Дальше объяснять нечего — и так ясно. Яни Танцор быстро усвоил: маклачество — дело доходное, сидя на козлах, столько не заработаешь. Долго ли, коротко ли, война в разгаре, а Яни сидит себе в кафе и обделывает делишки, платье на нем порогов, и в кошельке монеты звенят.
Что ж, не он один выиграл оттого, что мир перевернулся.

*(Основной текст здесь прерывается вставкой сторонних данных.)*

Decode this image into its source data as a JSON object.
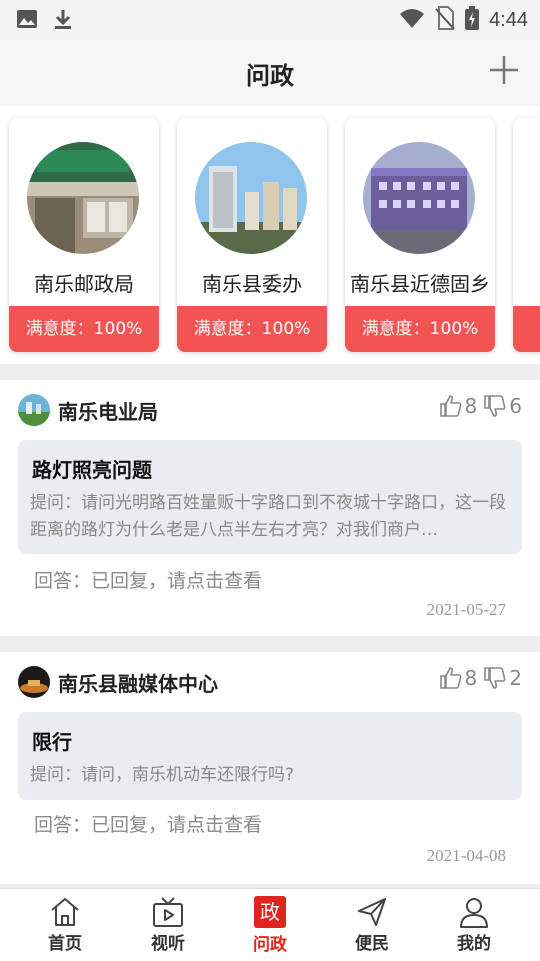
{
  "status_bar": {
    "time": "4:44"
  },
  "header": {
    "title": "问政"
  },
  "departments": [
    {
      "name": "南乐邮政局",
      "satisfaction": "满意度：100%"
    },
    {
      "name": "南乐县委办",
      "satisfaction": "满意度：100%"
    },
    {
      "name": "南乐县近德固乡",
      "satisfaction": "满意度：100%"
    }
  ],
  "posts": [
    {
      "org": "南乐电业局",
      "likes": "8",
      "dislikes": "6",
      "question_title": "路灯照亮问题",
      "question_text": "提问：请问光明路百姓量贩十字路口到不夜城十字路口，这一段距离的路灯为什么老是八点半左右才亮？对我们商户…",
      "answer": "回答：已回复，请点击查看",
      "date": "2021-05-27"
    },
    {
      "org": "南乐县融媒体中心",
      "likes": "8",
      "dislikes": "2",
      "question_title": "限行",
      "question_text": "提问：请问，南乐机动车还限行吗?",
      "answer": "回答：已回复，请点击查看",
      "date": "2021-04-08"
    }
  ],
  "bottom_nav": [
    {
      "label": "首页",
      "icon": "home-icon"
    },
    {
      "label": "视听",
      "icon": "tv-icon"
    },
    {
      "label": "问政",
      "icon": "zheng-icon",
      "badge": "政",
      "active": true
    },
    {
      "label": "便民",
      "icon": "send-icon"
    },
    {
      "label": "我的",
      "icon": "user-icon"
    }
  ],
  "colors": {
    "accent": "#e0241f",
    "satisfaction_bg": "#f25454",
    "question_bg": "#e9ecf1"
  }
}
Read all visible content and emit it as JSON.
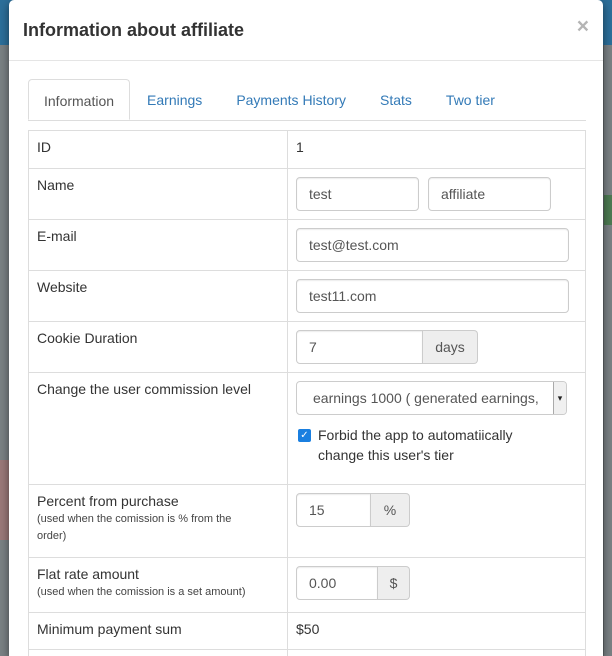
{
  "modal": {
    "title": "Information about affiliate",
    "close_glyph": "×"
  },
  "tabs": [
    {
      "label": "Information",
      "active": true
    },
    {
      "label": "Earnings",
      "active": false
    },
    {
      "label": "Payments History",
      "active": false
    },
    {
      "label": "Stats",
      "active": false
    },
    {
      "label": "Two tier",
      "active": false
    }
  ],
  "rows": {
    "id": {
      "label": "ID",
      "value": "1"
    },
    "name": {
      "label": "Name",
      "first": "test",
      "last": "affiliate"
    },
    "email": {
      "label": "E-mail",
      "value": "test@test.com"
    },
    "website": {
      "label": "Website",
      "value": "test11.com"
    },
    "cookie": {
      "label": "Cookie Duration",
      "value": "7",
      "addon": "days"
    },
    "commission": {
      "label": "Change the user commission level",
      "selected": "earnings 1000 ( generated earnings,",
      "checkbox_checked": true,
      "checkbox_line1": "Forbid the app to automatiically",
      "checkbox_line2": "change this user's tier"
    },
    "percent": {
      "label": "Percent from purchase",
      "note_line1": "(used when the comission is % from the",
      "note_line2": "order)",
      "value": "15",
      "addon": "%"
    },
    "flat": {
      "label": "Flat rate amount",
      "note": "(used when the comission is a set amount)",
      "value": "0.00",
      "addon": "$"
    },
    "min_payment": {
      "label": "Minimum payment sum",
      "value": "$50"
    }
  },
  "colors": {
    "accent": "#337ab7",
    "checkbox": "#1a7fe0"
  }
}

И зажил Яни Танцор припеваючи. Уж так милостива, так милостива была к нему война — даже с хромотой помогла разобраться.
С каждым днем прибавлялось на улицах хромых вроде Яни Танцора — кто в мундирах, потертых и продымленных, а кто и в гражданском. Меж ними Яни ничем не выделялся, никому и в голову не приходило, что нянька выронила во младенчестве его из корыта.
Яноша Танцора, дело понятное и простительное, все это вполне устраивало. Он и на прямые вопросы с разъяснениями не спешил. Среди бесчисленных новых знакомцев он считался раненым героем, да и сам почти что в это уверовал.
Как-то раз сидел Яни Танцор в одном из своих «придворных» кафе и почитывал газету.
И тут подходят к столику двое: нищий в солдатском платье и черных очках да поводырь-мальчонка.
Кинул Янош Танцор нищему пару монет, а потом ненароком взглянул на него и остолбенел.
Его, Яноша, бывший хозяин — вот кто был этот нищий слепец! Яни тут же вскочил и схватил его за руку.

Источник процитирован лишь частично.